The Falklands war carried certain echoes of the second world war, reinforcing a legend of plucky Britain standing firm against brutal foreign forces. Watching rare film of Harrier jump jets tearing off a storm-lashed aircraft carrier into the mist evoked memories of Spitfires and Hurricanes defending our own islands in 1940. For a nation still obsessed by the myth of 1940, it was heady stuff.
It’s worth noting that Thatcher raised her game as a war leader. She realised that she knew nothing of military matters, and listened to her military advisers and commanders. The hectoring and lecturing were put aside for the duration.
Lessons for Keir Starmer
As we have seen, Margaret Thatcher was under siege for much of her first three years in power. Yet she survived, and was enjoying recovering poll and popularity ratings even before General Galtieri ordered the Falklands invasion. If Labour’s policies do start to raise living standards and improve public services, it is entirely possible that Starmer’s torrid first six months will be forgotten.

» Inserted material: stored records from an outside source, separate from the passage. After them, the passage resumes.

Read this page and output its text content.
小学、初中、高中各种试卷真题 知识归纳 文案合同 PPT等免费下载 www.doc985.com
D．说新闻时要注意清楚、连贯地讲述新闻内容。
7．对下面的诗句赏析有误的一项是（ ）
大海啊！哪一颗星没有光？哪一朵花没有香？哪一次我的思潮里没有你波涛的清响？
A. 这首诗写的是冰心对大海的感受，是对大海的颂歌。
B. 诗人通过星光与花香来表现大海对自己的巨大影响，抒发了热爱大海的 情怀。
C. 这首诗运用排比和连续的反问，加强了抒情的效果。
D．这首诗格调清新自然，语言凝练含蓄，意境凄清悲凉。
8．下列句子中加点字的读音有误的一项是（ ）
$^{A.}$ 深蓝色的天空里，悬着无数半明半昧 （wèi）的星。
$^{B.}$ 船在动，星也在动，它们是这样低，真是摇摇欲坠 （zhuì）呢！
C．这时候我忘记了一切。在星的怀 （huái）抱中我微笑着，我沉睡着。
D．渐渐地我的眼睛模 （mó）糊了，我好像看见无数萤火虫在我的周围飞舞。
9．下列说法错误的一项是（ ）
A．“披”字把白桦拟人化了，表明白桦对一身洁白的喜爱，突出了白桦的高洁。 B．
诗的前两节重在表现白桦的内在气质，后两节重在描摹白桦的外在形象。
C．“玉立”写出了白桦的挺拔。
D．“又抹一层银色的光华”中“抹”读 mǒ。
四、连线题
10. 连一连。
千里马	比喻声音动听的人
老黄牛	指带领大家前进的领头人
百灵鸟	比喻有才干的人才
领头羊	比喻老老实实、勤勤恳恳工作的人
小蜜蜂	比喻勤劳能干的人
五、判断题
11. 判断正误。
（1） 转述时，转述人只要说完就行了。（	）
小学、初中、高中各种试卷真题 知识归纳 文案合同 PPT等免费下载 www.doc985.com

But, like Thatcher in the Falklands war, Starmer needs to raise his game. He must become a political teacher and communicator. He and his team urgently need a compelling story to justify and explain its mission. And find some energy and passion! As I blogged last autumn (Blaming the Tories isn’t enough):
Starmer and team were understandably paranoid about losing the election. But they must now move beyond the doom-laden narrative of the government’s first two months to set a positive, optimistic vision for the next five years. This has to be done quickly. Starmer must avoid becoming another Theresa May: her utter inability to communicate let alone explain to the nation and her party what she was trying to achieve doomed her premiership especially after the catastrophic result (for her) of the 2017 general election. As Steve Richards put it, ‘She not only failed to tell her story, but did not even make an attempt. This was her fatal flaw – not only a failure to communicate, but an indifference to the art’. (The Prime Ministers: reflections on leadership from Wilson to Johnson, 2019)

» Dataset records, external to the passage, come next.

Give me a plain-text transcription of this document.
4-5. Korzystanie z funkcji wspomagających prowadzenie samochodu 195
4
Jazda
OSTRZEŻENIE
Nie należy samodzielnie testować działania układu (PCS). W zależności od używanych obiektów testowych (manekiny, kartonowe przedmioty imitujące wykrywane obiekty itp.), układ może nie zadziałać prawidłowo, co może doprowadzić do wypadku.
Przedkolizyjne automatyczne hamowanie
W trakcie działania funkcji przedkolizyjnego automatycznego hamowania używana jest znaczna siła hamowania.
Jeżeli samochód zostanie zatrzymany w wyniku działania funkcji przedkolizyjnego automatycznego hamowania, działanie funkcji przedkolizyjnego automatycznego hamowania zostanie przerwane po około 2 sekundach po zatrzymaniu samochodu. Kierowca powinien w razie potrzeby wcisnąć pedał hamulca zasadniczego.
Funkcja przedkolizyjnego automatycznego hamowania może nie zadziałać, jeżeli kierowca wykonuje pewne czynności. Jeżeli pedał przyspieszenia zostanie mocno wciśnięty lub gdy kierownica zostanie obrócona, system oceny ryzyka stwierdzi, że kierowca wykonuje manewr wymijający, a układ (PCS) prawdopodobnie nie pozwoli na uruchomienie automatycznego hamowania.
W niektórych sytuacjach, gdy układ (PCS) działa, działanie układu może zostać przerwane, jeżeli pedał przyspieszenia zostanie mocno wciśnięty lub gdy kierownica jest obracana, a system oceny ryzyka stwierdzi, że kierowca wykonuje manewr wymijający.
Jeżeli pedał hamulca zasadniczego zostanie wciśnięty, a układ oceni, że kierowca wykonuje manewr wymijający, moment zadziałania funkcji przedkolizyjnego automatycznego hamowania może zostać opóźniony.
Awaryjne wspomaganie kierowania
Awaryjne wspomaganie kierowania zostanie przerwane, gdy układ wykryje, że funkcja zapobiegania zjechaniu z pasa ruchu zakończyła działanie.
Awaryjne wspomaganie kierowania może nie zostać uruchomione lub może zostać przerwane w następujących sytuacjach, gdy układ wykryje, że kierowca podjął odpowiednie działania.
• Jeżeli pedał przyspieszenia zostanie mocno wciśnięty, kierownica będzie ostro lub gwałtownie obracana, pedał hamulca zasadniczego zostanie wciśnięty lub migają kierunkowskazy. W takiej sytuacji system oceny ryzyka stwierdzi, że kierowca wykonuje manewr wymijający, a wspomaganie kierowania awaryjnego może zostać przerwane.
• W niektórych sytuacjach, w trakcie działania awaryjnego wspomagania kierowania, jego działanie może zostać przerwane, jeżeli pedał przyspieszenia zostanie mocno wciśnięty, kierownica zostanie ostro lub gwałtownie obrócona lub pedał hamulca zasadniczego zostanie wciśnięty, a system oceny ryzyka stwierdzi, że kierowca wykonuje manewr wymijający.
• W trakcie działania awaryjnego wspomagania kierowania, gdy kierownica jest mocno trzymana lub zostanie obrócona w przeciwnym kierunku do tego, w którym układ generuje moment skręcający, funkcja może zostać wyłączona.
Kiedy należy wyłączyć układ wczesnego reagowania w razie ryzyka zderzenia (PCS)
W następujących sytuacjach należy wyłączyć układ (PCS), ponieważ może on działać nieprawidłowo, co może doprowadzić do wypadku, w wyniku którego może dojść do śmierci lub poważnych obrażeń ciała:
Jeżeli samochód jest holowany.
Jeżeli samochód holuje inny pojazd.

Labour did have a terrible inheritance. But it has scored too many own goals. For a government pledged to economic growth to increase taxes on employment was utterly stupid. If it is to emulate Thatcher and bounce back to victory in 2028 or 2029 it will have to prove far better at strategy, policy – and politics.
Afternote


The dog-earned newspaper cuttings featured in this post are from a scrapbook I kept from 1975 until 1982. The earliest stories were about football, as I followed the fluctuating fortunes of Cardiff City Football Club. Later, I kept cuttings about the transformation of Rhodesia into Zimbabwe, the challenges of the Thatcher government and the Falklands war.